Following an atmospheric drum-fuelled intro, ‘Crude Design’ slips into something surprisingly off-kilter. Yes, the kind of riffs you’ll have already come to associate with the band are still very much in the driving seat, but the time signatures shift unexepectly, allowing JR Windsor to drop in various double bass pedal moments and other unexpected fills not always present elsewhere. While not as instantly likeable as, say, ‘The Vagrant’, a few plays in and this begins to click, thanks once again to that all important chorus – on which, Whitcroft sounds as assured as ever. Faring a little less well, ‘Stay Alive’ sounds at first as if it’s going to be as strong as the other arrangements.

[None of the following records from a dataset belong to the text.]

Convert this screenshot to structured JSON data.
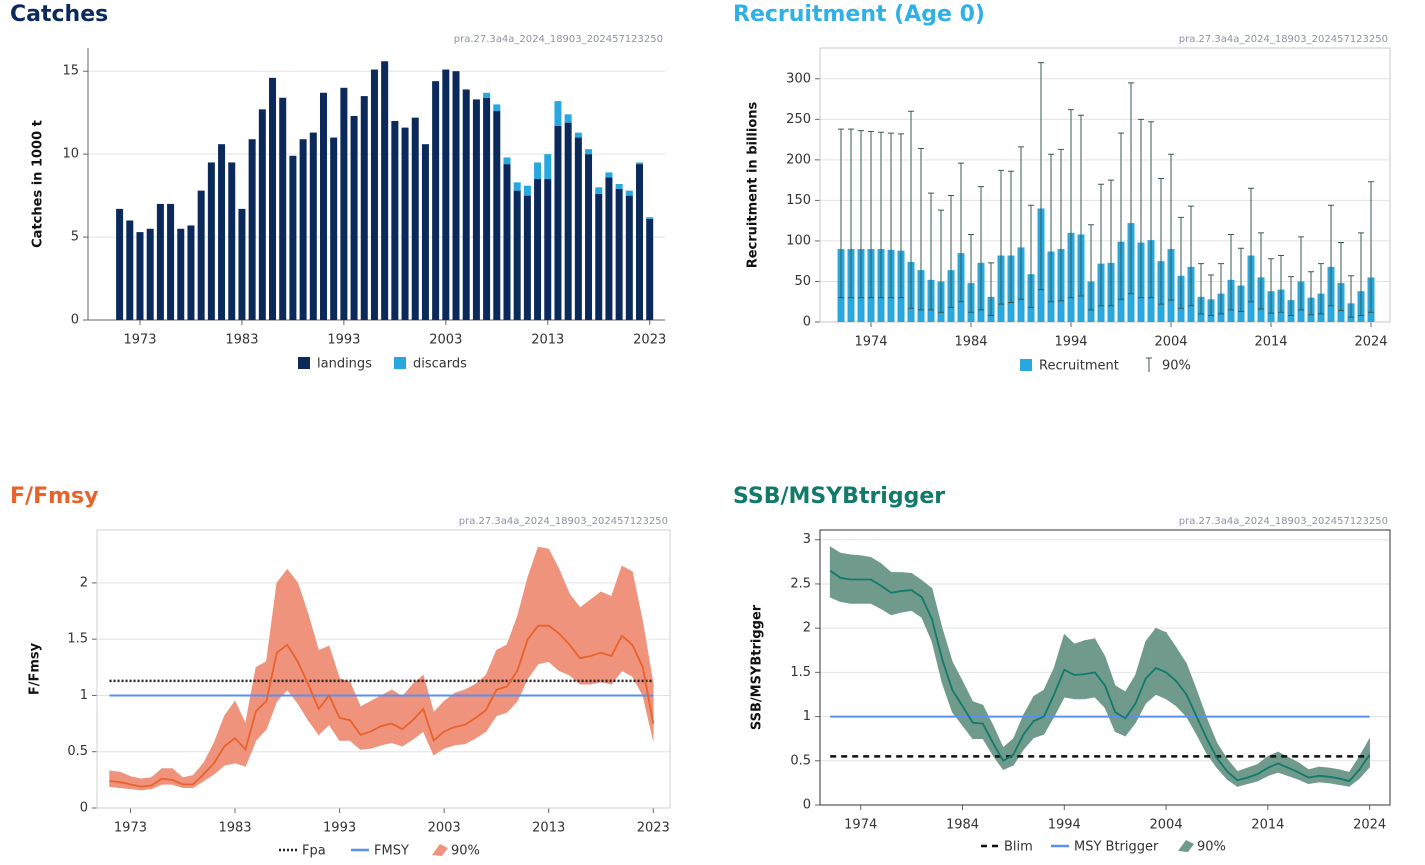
{
  "chart_data": [
    {
      "type": "bar",
      "title": "Catches",
      "title_color": "#0b2a5b",
      "subtitle": "pra.27.3a4a_2024_18903_202457123250",
      "ylabel": "Catches in 1000 t",
      "stacked": true,
      "grid": true,
      "x": [
        1971,
        1972,
        1973,
        1974,
        1975,
        1976,
        1977,
        1978,
        1979,
        1980,
        1981,
        1982,
        1983,
        1984,
        1985,
        1986,
        1987,
        1988,
        1989,
        1990,
        1991,
        1992,
        1993,
        1994,
        1995,
        1996,
        1997,
        1998,
        1999,
        2000,
        2001,
        2002,
        2003,
        2004,
        2005,
        2006,
        2007,
        2008,
        2009,
        2010,
        2011,
        2012,
        2013,
        2014,
        2015,
        2016,
        2017,
        2018,
        2019,
        2020,
        2021,
        2022,
        2023
      ],
      "xlim": [
        1967.9,
        2024.5
      ],
      "xticks": [
        1973,
        1983,
        1993,
        2003,
        2013,
        2023
      ],
      "ylim": [
        0,
        16.4
      ],
      "yticks": [
        0,
        5,
        10,
        15
      ],
      "series": [
        {
          "name": "landings",
          "color": "#0b2a5b",
          "values": [
            6.7,
            6.0,
            5.3,
            5.5,
            7.0,
            7.0,
            5.5,
            5.7,
            7.8,
            9.5,
            10.6,
            9.5,
            6.7,
            10.9,
            12.7,
            14.6,
            13.4,
            9.9,
            10.9,
            11.3,
            13.7,
            11.0,
            14.0,
            12.3,
            13.5,
            15.1,
            15.6,
            12.0,
            11.6,
            12.2,
            10.6,
            14.4,
            15.1,
            15.0,
            13.9,
            13.3,
            13.4,
            12.6,
            9.4,
            7.8,
            7.5,
            8.5,
            8.5,
            11.7,
            11.9,
            11.0,
            10.0,
            7.6,
            8.6,
            7.9,
            7.5,
            9.4,
            6.1
          ]
        },
        {
          "name": "discards",
          "color": "#29a8e0",
          "values": [
            0,
            0,
            0,
            0,
            0,
            0,
            0,
            0,
            0,
            0,
            0,
            0,
            0,
            0,
            0,
            0,
            0,
            0,
            0,
            0,
            0,
            0,
            0,
            0,
            0,
            0,
            0,
            0,
            0,
            0,
            0,
            0,
            0,
            0,
            0,
            0,
            0.3,
            0.4,
            0.4,
            0.5,
            0.6,
            1.0,
            1.5,
            1.5,
            0.5,
            0.3,
            0.3,
            0.4,
            0.3,
            0.3,
            0.3,
            0.1,
            0.1
          ]
        }
      ]
    },
    {
      "type": "bar",
      "title": "Recruitment (Age 0)",
      "title_color": "#2fb0e6",
      "subtitle": "pra.27.3a4a_2024_18903_202457123250",
      "ylabel": "Recruitment in billions",
      "grid": true,
      "x": [
        1971,
        1972,
        1973,
        1974,
        1975,
        1976,
        1977,
        1978,
        1979,
        1980,
        1981,
        1982,
        1983,
        1984,
        1985,
        1986,
        1987,
        1988,
        1989,
        1990,
        1991,
        1992,
        1993,
        1994,
        1995,
        1996,
        1997,
        1998,
        1999,
        2000,
        2001,
        2002,
        2003,
        2004,
        2005,
        2006,
        2007,
        2008,
        2009,
        2010,
        2011,
        2012,
        2013,
        2014,
        2015,
        2016,
        2017,
        2018,
        2019,
        2020,
        2021,
        2022,
        2023,
        2024
      ],
      "xlim": [
        1968.9,
        2025.9
      ],
      "xticks": [
        1974,
        1984,
        1994,
        2004,
        2014,
        2024
      ],
      "ylim": [
        0,
        338
      ],
      "yticks": [
        0,
        50,
        100,
        150,
        200,
        250,
        300
      ],
      "series": [
        {
          "name": "Recruitment",
          "color": "#29a8e0",
          "values": [
            90,
            90,
            90,
            90,
            90,
            89,
            88,
            74,
            64,
            52,
            50,
            64,
            85,
            48,
            73,
            31,
            82,
            82,
            92,
            59,
            140,
            87,
            90,
            110,
            108,
            50,
            72,
            73,
            99,
            122,
            98,
            101,
            75,
            90,
            57,
            68,
            31,
            28,
            35,
            52,
            45,
            82,
            55,
            38,
            40,
            27,
            50,
            30,
            35,
            68,
            48,
            23,
            38,
            55
          ],
          "interval": {
            "name": "90%",
            "color": "#3a5a50",
            "lower": [
              30,
              30,
              30,
              30,
              30,
              30,
              30,
              17,
              15,
              15,
              12,
              18,
              25,
              12,
              15,
              8,
              22,
              24,
              28,
              18,
              40,
              25,
              26,
              30,
              32,
              15,
              20,
              20,
              28,
              35,
              30,
              30,
              22,
              27,
              17,
              20,
              10,
              8,
              10,
              15,
              13,
              25,
              16,
              11,
              12,
              8,
              15,
              9,
              10,
              20,
              14,
              6,
              8,
              12
            ],
            "upper": [
              238,
              238,
              236,
              235,
              234,
              233,
              232,
              260,
              214,
              159,
              138,
              156,
              196,
              108,
              167,
              73,
              187,
              186,
              216,
              144,
              320,
              207,
              213,
              262,
              255,
              120,
              170,
              175,
              233,
              295,
              250,
              247,
              177,
              207,
              129,
              143,
              72,
              58,
              72,
              108,
              91,
              165,
              110,
              78,
              82,
              56,
              105,
              62,
              72,
              144,
              98,
              57,
              110,
              173
            ]
          }
        }
      ]
    },
    {
      "type": "line",
      "title": "F/Fmsy",
      "title_color": "#e8622c",
      "subtitle": "pra.27.3a4a_2024_18903_202457123250",
      "ylabel": "F/Fmsy",
      "grid": true,
      "x": [
        1971,
        1972,
        1973,
        1974,
        1975,
        1976,
        1977,
        1978,
        1979,
        1980,
        1981,
        1982,
        1983,
        1984,
        1985,
        1986,
        1987,
        1988,
        1989,
        1990,
        1991,
        1992,
        1993,
        1994,
        1995,
        1996,
        1997,
        1998,
        1999,
        2000,
        2001,
        2002,
        2003,
        2004,
        2005,
        2006,
        2007,
        2008,
        2009,
        2010,
        2011,
        2012,
        2013,
        2014,
        2015,
        2016,
        2017,
        2018,
        2019,
        2020,
        2021,
        2022,
        2023
      ],
      "xlim": [
        1969.8,
        2024.6
      ],
      "xticks": [
        1973,
        1983,
        1993,
        2003,
        2013,
        2023
      ],
      "ylim": [
        0,
        2.47
      ],
      "yticks": [
        0,
        0.5,
        1,
        1.5,
        2
      ],
      "reference_lines": [
        {
          "name": "Fpa",
          "value": 1.13,
          "color": "#222222",
          "style": "dotted"
        },
        {
          "name": "FMSY",
          "value": 1,
          "color": "#5b8ff0",
          "style": "solid"
        }
      ],
      "series": [
        {
          "color": "#e8622c",
          "values": [
            0.24,
            0.23,
            0.21,
            0.19,
            0.2,
            0.26,
            0.25,
            0.21,
            0.21,
            0.3,
            0.4,
            0.55,
            0.62,
            0.52,
            0.86,
            0.95,
            1.38,
            1.45,
            1.3,
            1.1,
            0.88,
            1.0,
            0.8,
            0.78,
            0.65,
            0.68,
            0.73,
            0.75,
            0.7,
            0.78,
            0.88,
            0.6,
            0.68,
            0.72,
            0.74,
            0.8,
            0.87,
            1.05,
            1.08,
            1.22,
            1.5,
            1.62,
            1.62,
            1.55,
            1.45,
            1.33,
            1.35,
            1.38,
            1.35,
            1.53,
            1.45,
            1.25,
            0.75
          ],
          "interval": {
            "name": "90%",
            "color": "#f0937c",
            "lower": [
              0.19,
              0.18,
              0.17,
              0.16,
              0.17,
              0.21,
              0.21,
              0.18,
              0.18,
              0.24,
              0.3,
              0.38,
              0.4,
              0.37,
              0.6,
              0.7,
              0.95,
              1.05,
              0.93,
              0.78,
              0.65,
              0.74,
              0.6,
              0.6,
              0.52,
              0.53,
              0.56,
              0.58,
              0.55,
              0.61,
              0.68,
              0.47,
              0.53,
              0.56,
              0.57,
              0.62,
              0.68,
              0.82,
              0.85,
              0.95,
              1.15,
              1.28,
              1.3,
              1.22,
              1.18,
              1.1,
              1.1,
              1.12,
              1.1,
              1.22,
              1.17,
              1.0,
              0.6
            ],
            "upper": [
              0.33,
              0.32,
              0.28,
              0.26,
              0.27,
              0.35,
              0.35,
              0.27,
              0.29,
              0.4,
              0.58,
              0.82,
              0.95,
              0.75,
              1.25,
              1.3,
              2.0,
              2.12,
              2.0,
              1.72,
              1.4,
              1.44,
              1.15,
              1.12,
              0.9,
              0.95,
              1.0,
              1.05,
              0.99,
              1.1,
              1.18,
              0.85,
              0.95,
              1.02,
              1.05,
              1.1,
              1.18,
              1.4,
              1.45,
              1.7,
              2.05,
              2.32,
              2.3,
              2.12,
              1.9,
              1.78,
              1.85,
              1.92,
              1.88,
              2.15,
              2.1,
              1.65,
              1.1
            ]
          }
        }
      ]
    },
    {
      "type": "line",
      "title": "SSB/MSYBtrigger",
      "title_color": "#127a6a",
      "subtitle": "pra.27.3a4a_2024_18903_202457123250",
      "ylabel": "SSB/MSYBtrigger",
      "grid": true,
      "x": [
        1971,
        1972,
        1973,
        1974,
        1975,
        1976,
        1977,
        1978,
        1979,
        1980,
        1981,
        1982,
        1983,
        1984,
        1985,
        1986,
        1987,
        1988,
        1989,
        1990,
        1991,
        1992,
        1993,
        1994,
        1995,
        1996,
        1997,
        1998,
        1999,
        2000,
        2001,
        2002,
        2003,
        2004,
        2005,
        2006,
        2007,
        2008,
        2009,
        2010,
        2011,
        2012,
        2013,
        2014,
        2015,
        2016,
        2017,
        2018,
        2019,
        2020,
        2021,
        2022,
        2023,
        2024
      ],
      "xlim": [
        1970,
        2026
      ],
      "xticks": [
        1974,
        1984,
        1994,
        2004,
        2014,
        2024
      ],
      "ylim": [
        0,
        3.11
      ],
      "yticks": [
        0,
        0.5,
        1,
        1.5,
        2,
        2.5,
        3
      ],
      "reference_lines": [
        {
          "name": "Blim",
          "value": 0.55,
          "color": "#111111",
          "style": "dashed"
        },
        {
          "name": "MSY Btrigger",
          "value": 1,
          "color": "#5b8ff0",
          "style": "solid"
        }
      ],
      "series": [
        {
          "color": "#127a6a",
          "values": [
            2.65,
            2.57,
            2.55,
            2.55,
            2.55,
            2.48,
            2.4,
            2.42,
            2.43,
            2.35,
            2.1,
            1.65,
            1.3,
            1.12,
            0.93,
            0.92,
            0.7,
            0.5,
            0.57,
            0.8,
            0.95,
            1.0,
            1.25,
            1.53,
            1.47,
            1.48,
            1.5,
            1.35,
            1.05,
            0.98,
            1.15,
            1.43,
            1.55,
            1.5,
            1.4,
            1.25,
            1.0,
            0.75,
            0.53,
            0.38,
            0.28,
            0.31,
            0.35,
            0.42,
            0.47,
            0.42,
            0.37,
            0.31,
            0.33,
            0.32,
            0.3,
            0.27,
            0.4,
            0.57
          ],
          "interval": {
            "name": "90%",
            "color": "#6f9a8c",
            "lower": [
              2.35,
              2.3,
              2.28,
              2.28,
              2.28,
              2.22,
              2.15,
              2.18,
              2.2,
              2.12,
              1.85,
              1.38,
              1.05,
              0.9,
              0.75,
              0.75,
              0.56,
              0.4,
              0.45,
              0.63,
              0.76,
              0.8,
              1.0,
              1.22,
              1.2,
              1.2,
              1.22,
              1.1,
              0.83,
              0.78,
              0.93,
              1.15,
              1.25,
              1.2,
              1.12,
              1.0,
              0.8,
              0.58,
              0.42,
              0.29,
              0.21,
              0.24,
              0.27,
              0.33,
              0.37,
              0.33,
              0.29,
              0.24,
              0.26,
              0.25,
              0.23,
              0.21,
              0.3,
              0.43
            ],
            "upper": [
              2.92,
              2.85,
              2.83,
              2.82,
              2.8,
              2.73,
              2.63,
              2.63,
              2.62,
              2.54,
              2.45,
              2.0,
              1.62,
              1.4,
              1.17,
              1.13,
              0.9,
              0.65,
              0.75,
              1.02,
              1.23,
              1.3,
              1.55,
              1.93,
              1.82,
              1.86,
              1.88,
              1.68,
              1.35,
              1.28,
              1.47,
              1.85,
              2.0,
              1.95,
              1.78,
              1.6,
              1.3,
              0.98,
              0.7,
              0.52,
              0.38,
              0.42,
              0.46,
              0.55,
              0.6,
              0.54,
              0.48,
              0.4,
              0.43,
              0.42,
              0.4,
              0.37,
              0.55,
              0.75
            ]
          }
        }
      ]
    }
  ]
}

It pulls elements from each of Fahran’s strengths and the careful balance between grit and melody is very much evident, but despite a swaggering riff and big bass line, this track doesn’t seem quite as consistent. The fact that it doesn’t make quite such a lasting impression is, perhaps, testament to the powerful nature of the rest of the material. Balancing out the old school rock and occasional forays into AOR, the band go hell for leather on ‘We See Right Through You’ a full-speed rocker with the drums firmly in the driving seat. Again, Fahran never under estimate the importance of melody, and here, they balance out the nearing speed-metal riffing of the verses with a big, mid-paced chorus modelled on classic eighties hard rock, while some near faultless twin lead guitar work filling an all too brief instrumental break.
The most important thing you need to know about Fahran, is that overall, this self-released disc is better than most of the records released by some of the labels specialising in classic/melodic rock. It really deserves to put the band on the map. It’s an album which should be heard by all fans of the slightly heavier end of classic hard rock.